В некоторых блюдцах творилось нечто странное. Среди нормальных обратно мутировавших Т4 Фейнман обнаружил фаги, растущие не так, как нужно. Он назвал их «идиотскими r». Что происходит на уровне ДНК, когда они возникают? Об этом можно было только догадываться. У Фейнмана было две теории: либо участок мутации rII в нити ДНК претерпел второе, дополнительное изменение, либо вторая мутация возникла на другом участке, но каким-то образом частично «обнулила» первую.

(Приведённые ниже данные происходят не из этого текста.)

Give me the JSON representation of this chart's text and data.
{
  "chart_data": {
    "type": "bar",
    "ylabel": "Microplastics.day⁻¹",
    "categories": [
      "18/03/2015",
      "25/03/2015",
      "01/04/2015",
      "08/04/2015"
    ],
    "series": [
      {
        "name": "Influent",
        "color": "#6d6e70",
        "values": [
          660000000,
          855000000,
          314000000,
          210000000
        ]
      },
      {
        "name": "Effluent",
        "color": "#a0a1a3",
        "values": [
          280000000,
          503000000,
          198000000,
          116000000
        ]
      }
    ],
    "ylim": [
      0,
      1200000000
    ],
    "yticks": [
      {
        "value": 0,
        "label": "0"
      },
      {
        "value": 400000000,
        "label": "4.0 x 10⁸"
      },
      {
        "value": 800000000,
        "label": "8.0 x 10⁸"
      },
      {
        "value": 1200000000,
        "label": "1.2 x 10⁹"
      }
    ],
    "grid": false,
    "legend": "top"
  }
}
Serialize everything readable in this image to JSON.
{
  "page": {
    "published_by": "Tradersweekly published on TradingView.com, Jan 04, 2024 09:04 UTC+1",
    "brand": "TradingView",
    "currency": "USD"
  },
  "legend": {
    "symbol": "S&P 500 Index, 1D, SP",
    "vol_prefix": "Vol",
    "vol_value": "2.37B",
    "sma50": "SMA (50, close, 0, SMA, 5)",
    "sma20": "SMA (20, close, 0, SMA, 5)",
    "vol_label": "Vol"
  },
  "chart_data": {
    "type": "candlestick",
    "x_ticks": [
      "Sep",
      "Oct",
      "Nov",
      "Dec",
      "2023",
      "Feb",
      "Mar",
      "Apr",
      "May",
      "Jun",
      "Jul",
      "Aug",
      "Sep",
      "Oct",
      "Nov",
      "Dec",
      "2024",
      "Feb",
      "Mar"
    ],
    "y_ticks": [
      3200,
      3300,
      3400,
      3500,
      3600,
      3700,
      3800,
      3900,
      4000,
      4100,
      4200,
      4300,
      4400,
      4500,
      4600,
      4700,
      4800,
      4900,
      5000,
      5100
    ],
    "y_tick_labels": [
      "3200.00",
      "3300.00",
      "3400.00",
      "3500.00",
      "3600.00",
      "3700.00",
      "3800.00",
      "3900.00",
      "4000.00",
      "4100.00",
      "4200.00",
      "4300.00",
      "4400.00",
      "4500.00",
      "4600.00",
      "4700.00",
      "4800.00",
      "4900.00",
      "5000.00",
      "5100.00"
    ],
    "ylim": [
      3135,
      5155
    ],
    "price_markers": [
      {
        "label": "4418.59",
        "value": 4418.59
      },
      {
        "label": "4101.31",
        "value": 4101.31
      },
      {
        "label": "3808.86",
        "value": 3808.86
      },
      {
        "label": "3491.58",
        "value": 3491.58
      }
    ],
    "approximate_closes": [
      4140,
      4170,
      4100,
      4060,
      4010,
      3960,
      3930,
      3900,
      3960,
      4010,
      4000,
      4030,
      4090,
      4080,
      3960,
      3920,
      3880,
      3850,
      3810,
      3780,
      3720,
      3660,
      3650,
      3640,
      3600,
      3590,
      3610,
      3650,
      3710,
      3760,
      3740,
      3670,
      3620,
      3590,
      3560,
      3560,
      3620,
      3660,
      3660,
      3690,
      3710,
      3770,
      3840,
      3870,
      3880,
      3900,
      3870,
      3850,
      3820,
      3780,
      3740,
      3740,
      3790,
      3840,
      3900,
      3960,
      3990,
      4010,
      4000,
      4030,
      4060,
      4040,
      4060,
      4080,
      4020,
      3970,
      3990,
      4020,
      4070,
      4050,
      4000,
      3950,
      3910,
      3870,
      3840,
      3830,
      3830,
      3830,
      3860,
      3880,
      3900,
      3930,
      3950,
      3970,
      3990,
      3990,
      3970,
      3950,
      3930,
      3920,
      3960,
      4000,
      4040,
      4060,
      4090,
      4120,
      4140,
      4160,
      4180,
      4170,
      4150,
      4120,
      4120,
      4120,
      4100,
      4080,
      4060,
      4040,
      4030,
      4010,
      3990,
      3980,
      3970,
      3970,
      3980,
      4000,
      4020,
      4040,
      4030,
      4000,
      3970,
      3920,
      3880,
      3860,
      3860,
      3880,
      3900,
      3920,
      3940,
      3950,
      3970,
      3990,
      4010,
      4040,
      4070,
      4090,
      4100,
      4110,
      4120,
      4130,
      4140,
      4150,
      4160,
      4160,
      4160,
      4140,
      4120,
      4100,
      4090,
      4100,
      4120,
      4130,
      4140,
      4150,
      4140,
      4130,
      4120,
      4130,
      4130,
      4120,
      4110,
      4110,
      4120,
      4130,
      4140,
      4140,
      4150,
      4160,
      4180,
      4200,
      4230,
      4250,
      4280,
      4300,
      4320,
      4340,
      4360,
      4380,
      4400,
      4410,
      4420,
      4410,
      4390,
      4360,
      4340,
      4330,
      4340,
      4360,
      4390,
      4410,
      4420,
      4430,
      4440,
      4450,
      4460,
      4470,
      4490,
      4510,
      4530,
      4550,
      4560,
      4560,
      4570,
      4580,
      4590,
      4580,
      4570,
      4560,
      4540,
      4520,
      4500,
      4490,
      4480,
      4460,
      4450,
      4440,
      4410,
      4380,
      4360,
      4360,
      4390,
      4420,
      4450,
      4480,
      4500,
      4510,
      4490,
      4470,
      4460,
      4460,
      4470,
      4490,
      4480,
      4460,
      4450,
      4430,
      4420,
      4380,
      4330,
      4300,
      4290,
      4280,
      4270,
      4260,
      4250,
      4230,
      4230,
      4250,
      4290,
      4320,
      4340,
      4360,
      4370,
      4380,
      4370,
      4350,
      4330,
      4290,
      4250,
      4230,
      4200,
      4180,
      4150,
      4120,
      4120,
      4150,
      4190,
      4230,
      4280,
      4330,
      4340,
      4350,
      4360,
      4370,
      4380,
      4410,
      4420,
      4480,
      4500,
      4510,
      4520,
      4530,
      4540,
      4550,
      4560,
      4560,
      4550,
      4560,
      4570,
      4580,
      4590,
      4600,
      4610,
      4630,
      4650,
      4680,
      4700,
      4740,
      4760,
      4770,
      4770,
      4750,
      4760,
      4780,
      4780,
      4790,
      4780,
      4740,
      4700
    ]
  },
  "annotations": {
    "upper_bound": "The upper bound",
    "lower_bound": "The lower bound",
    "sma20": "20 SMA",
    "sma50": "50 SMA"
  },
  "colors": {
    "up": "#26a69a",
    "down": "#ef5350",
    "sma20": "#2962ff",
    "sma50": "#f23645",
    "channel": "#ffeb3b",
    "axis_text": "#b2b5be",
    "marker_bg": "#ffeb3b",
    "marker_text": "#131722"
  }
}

Инструментов прямого изучения генетической последовательности «буква за буквой», основная пара за основной парой, попросту не существовало. Но, упорно скрещивая «идиотскую» мутацию с исходным вирусом, Фейнман сумел доказать, что его вторая догадка оказалась верной: речь шла о взаимодействии двух мутаций, произошедших на соседних участках ДНК. Более того, он продемонстрировал, что характер обоих изменений был схожим: это были мутации rII. Таким образом, он обнаружил новый феномен — мутации, подавляющие друг друга внутри одного гена. Его друзья в лаборатории назвали их фейнтронами и попытались убедить Фейнмана опубликовать материалы своих исследований в научном журнале. Впоследствии аналогичное открытие сделали другие ученые; оно получило название внутригенной супрессии. Но Фейнман не смог предложить достойного объяснения своей теории. Биологи Калтеха не имели четкого представления о том, как читать генетический код и как информация, записанная в ДНК, трансформируется в биологически активные белки и более сложные организмы.